Dès qu'il mit le pied sous la voûte sombre du corridor qui conduisait à la chapelle, il sentit une humidité froide tomber sur ses épaules et glacer sa chair. Le jour n'entrait que par d'étroites meurtrières, ouvertes dans le mur épais. Un silence lugubre régnait de toutes parts, et l'on y respirait une âcre senteur de renfermé et de moisi.
Quand il passa près du parloir, il y jeta un coup d'oeil et frissonna.

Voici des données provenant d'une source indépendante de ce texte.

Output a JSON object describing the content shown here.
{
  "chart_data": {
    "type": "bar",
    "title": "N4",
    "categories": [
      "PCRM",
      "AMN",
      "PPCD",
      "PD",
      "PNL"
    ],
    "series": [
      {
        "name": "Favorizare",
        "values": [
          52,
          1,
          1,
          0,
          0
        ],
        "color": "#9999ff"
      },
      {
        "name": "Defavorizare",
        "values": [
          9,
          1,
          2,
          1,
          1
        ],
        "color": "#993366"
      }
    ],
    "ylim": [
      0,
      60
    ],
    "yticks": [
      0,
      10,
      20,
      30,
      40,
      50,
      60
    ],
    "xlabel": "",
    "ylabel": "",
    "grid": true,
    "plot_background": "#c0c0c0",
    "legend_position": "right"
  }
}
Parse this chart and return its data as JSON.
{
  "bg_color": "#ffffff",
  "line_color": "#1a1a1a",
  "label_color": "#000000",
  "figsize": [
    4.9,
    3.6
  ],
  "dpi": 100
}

Cela ressemblait, avec une apparence plus sinistre encore, aux parloirs de Mazas, où le prévenu ne peut communiquer avec ses parents ou ses amis qu'à travers le guichet d'une grille.
Ici, il n'y avait pas même de guichet, et la grille était voilée d'une longue draperie de couleur sombre.
On pouvait se parler, on ne pouvait se voir.
Quand il entra dans la chapelle, il respira.
Relativement, la chapelle était lumineuse.
Des hautes fenêtres qui donnaient sur la cour tombaient de grands rideaux qui tamisaient discrètement les pâles rayons du soleil, répercutés par les mousselines et les dentelles qui ornaient l'autel.
Mais cette clarté vive et gaie s'arrêtait contre le mur opposé, interceptée brutalement par une immense grille quadrillée, doublée d'une draperie noire.
C'est derrière cette draperie, dans une salle où le regard ne pouvait pénétrer, que priaient et psalmodiaient les soeurs et les élèves, à l'abri de toute indiscrétion.